After two federal judges had deemed the new Health Care law constitutional, a Virginia federal judge appointed by George W. Bush has deemed it’s “individual mandate” provision unconstitutional. The New York Times has the story:
A federal judge in Virginia ruled on Monday that the keystone provision in the Obama health care law is unconstitutional, becoming the first judge to invalidate any part of the sprawling act and ensuring that appellate courts will receive contradictory opinions from below.
The judge, Henry E. Hudson of Federal District Court in Richmond, said the law’s requirement that most Americans obtain insurance exceeded the regulatory authority granted to Congress under the Commerce Clause.
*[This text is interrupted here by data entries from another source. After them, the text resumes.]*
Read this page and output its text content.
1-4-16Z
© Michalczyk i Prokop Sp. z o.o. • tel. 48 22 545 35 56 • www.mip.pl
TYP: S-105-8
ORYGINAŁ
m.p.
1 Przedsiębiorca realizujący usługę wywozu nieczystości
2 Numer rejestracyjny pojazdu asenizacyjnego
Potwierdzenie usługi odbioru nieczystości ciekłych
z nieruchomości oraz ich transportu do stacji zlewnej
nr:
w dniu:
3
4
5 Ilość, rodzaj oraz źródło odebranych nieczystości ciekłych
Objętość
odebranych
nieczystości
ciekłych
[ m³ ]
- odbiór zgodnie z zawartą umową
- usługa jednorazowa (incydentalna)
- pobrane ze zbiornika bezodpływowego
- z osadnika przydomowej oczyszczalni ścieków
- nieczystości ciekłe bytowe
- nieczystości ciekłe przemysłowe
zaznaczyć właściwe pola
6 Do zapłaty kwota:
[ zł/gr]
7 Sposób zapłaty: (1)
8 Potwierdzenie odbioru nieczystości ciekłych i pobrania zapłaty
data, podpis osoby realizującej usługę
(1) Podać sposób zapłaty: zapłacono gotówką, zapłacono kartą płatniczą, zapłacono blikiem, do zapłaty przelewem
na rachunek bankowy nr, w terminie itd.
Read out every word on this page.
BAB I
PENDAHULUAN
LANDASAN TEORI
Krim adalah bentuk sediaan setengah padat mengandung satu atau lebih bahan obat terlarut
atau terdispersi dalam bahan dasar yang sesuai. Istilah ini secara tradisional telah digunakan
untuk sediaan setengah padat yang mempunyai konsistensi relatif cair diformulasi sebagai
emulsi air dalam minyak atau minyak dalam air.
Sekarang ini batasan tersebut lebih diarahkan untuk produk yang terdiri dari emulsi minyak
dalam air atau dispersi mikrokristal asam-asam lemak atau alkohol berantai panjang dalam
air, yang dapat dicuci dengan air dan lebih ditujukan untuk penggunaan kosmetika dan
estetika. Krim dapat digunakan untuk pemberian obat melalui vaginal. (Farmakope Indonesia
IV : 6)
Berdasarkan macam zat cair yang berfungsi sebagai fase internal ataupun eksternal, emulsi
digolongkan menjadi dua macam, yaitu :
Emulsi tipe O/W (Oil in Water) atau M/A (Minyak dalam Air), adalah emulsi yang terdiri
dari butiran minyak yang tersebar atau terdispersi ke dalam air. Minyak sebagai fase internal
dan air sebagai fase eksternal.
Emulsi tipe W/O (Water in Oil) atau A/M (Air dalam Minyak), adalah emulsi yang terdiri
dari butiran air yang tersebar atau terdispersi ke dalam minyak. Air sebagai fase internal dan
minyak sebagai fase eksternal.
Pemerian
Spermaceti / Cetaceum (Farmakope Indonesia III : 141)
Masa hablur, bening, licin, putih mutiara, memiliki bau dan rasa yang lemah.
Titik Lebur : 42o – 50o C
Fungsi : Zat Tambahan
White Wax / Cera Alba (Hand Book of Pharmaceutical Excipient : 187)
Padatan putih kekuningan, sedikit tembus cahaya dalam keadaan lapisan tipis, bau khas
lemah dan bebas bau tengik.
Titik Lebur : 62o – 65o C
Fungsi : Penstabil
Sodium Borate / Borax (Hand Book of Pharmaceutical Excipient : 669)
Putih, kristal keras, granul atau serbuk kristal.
In a 42-page opinion, Judge Hudson wrote: “Neither the Supreme Court nor any federal circuit court of appeals has extended Commerce Clause powers to compel an individual to involuntarily enter the stream of commerce by purchasing a commodity in the private market.”
Allowing Congress to exert such authority, he said, “would invite unbridled exercise of federal police powers.”
Compelling vehicle owners to carry accident insurance, as states do, is considered a different matter because the Constitution gives the states broad police powers that have been interpreted to encompass that. Furthermore, there is no statutory requirement that people possess cars, only a requirement that they have insurance as a condition of doing so. By contrast, the plaintiffs in the health care case argue that the new law requires people to obtain health insurance simply because they exist.
The insurance mandate is central to the law’s mission of covering more than 30 million people who are uninsured. Insurers argue that only by requiring healthy people to have policies can they afford to pay for those with expensive conditions. But Judge Hudson ruled that many of the law’s other provisions could be severed legally and would survive even if the mandate is invalidated.
Judge Hudson is the third district court judge to reach a determination on the merits in one of the two dozen lawsuits challenging the health care law. The other judges, in Detroit and Lynchburg, Va., have upheld the law. Lawyers say the appellate process could last another two years before the Supreme Court settles the dispute.
The opinion by Judge Hudson, who has a long history in Republican politics in Northern Virginia, continued a partisan pattern in the health care cases. Thus far, judges appointed by Republican presidents have ruled consistently against the Obama administration, while Democratic appointees have found for it.